Highlights from the ratings report include:

  • The revenue growth greatly exceeded the industry average of 37.2%. Since the same quarter one year prior, revenues slightly increased by 6.4%. This growth in revenue does not appear to have trickled down to the company's bottom line, displayed by a decline in earnings per share.
  • The gross profit margin for GASLOG LTD is currently very high, coming in at 72.01%. Regardless of GLOG's high profit margin, it has managed to decrease from the same period last year. Despite the mixed results of the gross profit margin, the net profit margin of -6.88% trails the industry average.
  • Net operating cash flow has decreased to $39.55 million or 13.16% when compared to the same quarter last year. Despite a decrease in cash flow GASLOG LTD is still fairing well by exceeding its industry average cash flow growth rate of -27.14%.
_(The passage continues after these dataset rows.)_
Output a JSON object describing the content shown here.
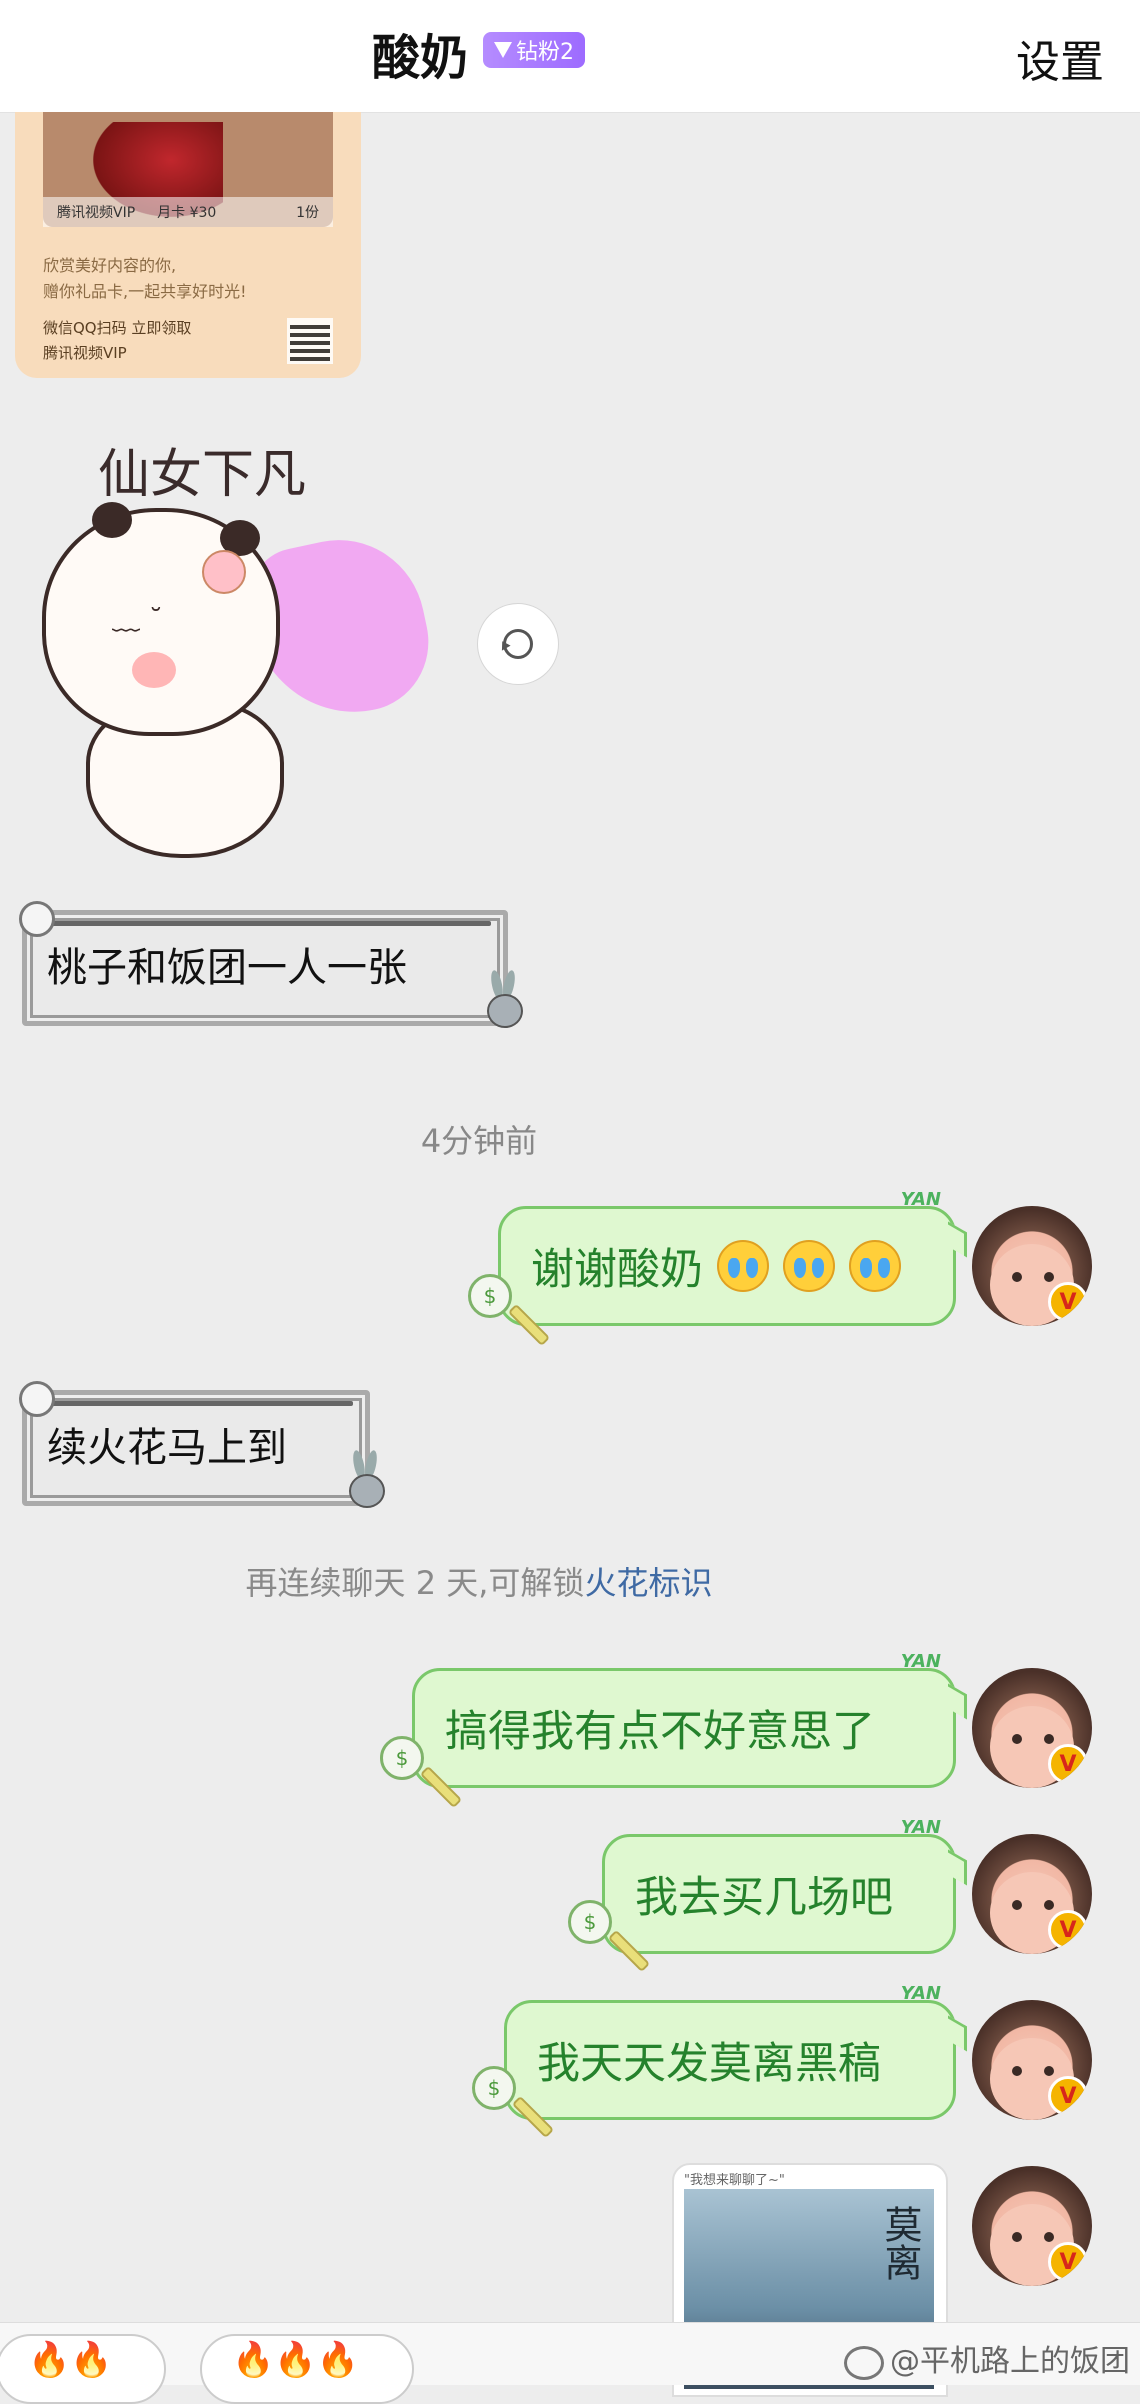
{
  "header": {
    "title": "酸奶",
    "badge": "钻粉2",
    "settings": "设置"
  },
  "ticket": {
    "vip_label": "腾讯视频VIP",
    "price": "月卡 ¥30",
    "count": "1份",
    "line1": "欣赏美好内容的你,",
    "line2": "赠你礼品卡,一起共享好时光!",
    "scan_text": "微信QQ扫码 立即领取",
    "brand": "腾讯视频VIP"
  },
  "sticker": {
    "caption": "仙女下凡"
  },
  "messages": {
    "in1": "桃子和饭团一人一张",
    "timestamp": "4分钟前",
    "out1": "谢谢酸奶",
    "in2": "续火花马上到",
    "system_prefix": "再连续聊天 2 天,可解锁",
    "system_link": "火花标识",
    "out2": "搞得我有点不好意思了",
    "out3": "我去买几场吧",
    "out4": "我天天发莫离黑稿",
    "bubble_tag": "YAN"
  },
  "poster": {
    "caption": "\"我想来聊聊了~\"",
    "title": "莫离"
  },
  "bottom": {
    "pill1": "🔥🔥",
    "pill2": "🔥🔥🔥",
    "watermark": "@平机路上的饭团"
  },
  "colors": {
    "out_bubble_bg": "#dff8d0",
    "out_text": "#25822c",
    "badge": "#a57bff",
    "link": "#3f6aa4"
  }
}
  • GASLOG LTD has experienced a steep decline in earnings per share in the most recent quarter in comparison to its performance from the same quarter a year ago. Earnings per share have declined over the last year. We anticipate that this should continue in the coming year. During the past fiscal year, GASLOG LTD reported lower earnings of $0.53 versus $0.90 in the prior year. For the next year, the market is expecting a contraction of 71.7% in earnings ($0.15 versus $0.53).
  • The company, on the basis of change in net income from the same quarter one year ago, has significantly underperformed when compared to that of the S&P 500 and the Oil, Gas & Consumable Fuels industry. The net income has significantly decreased by 128.5% when compared to the same quarter one year ago, falling from $25.50 million to -$7.28 million.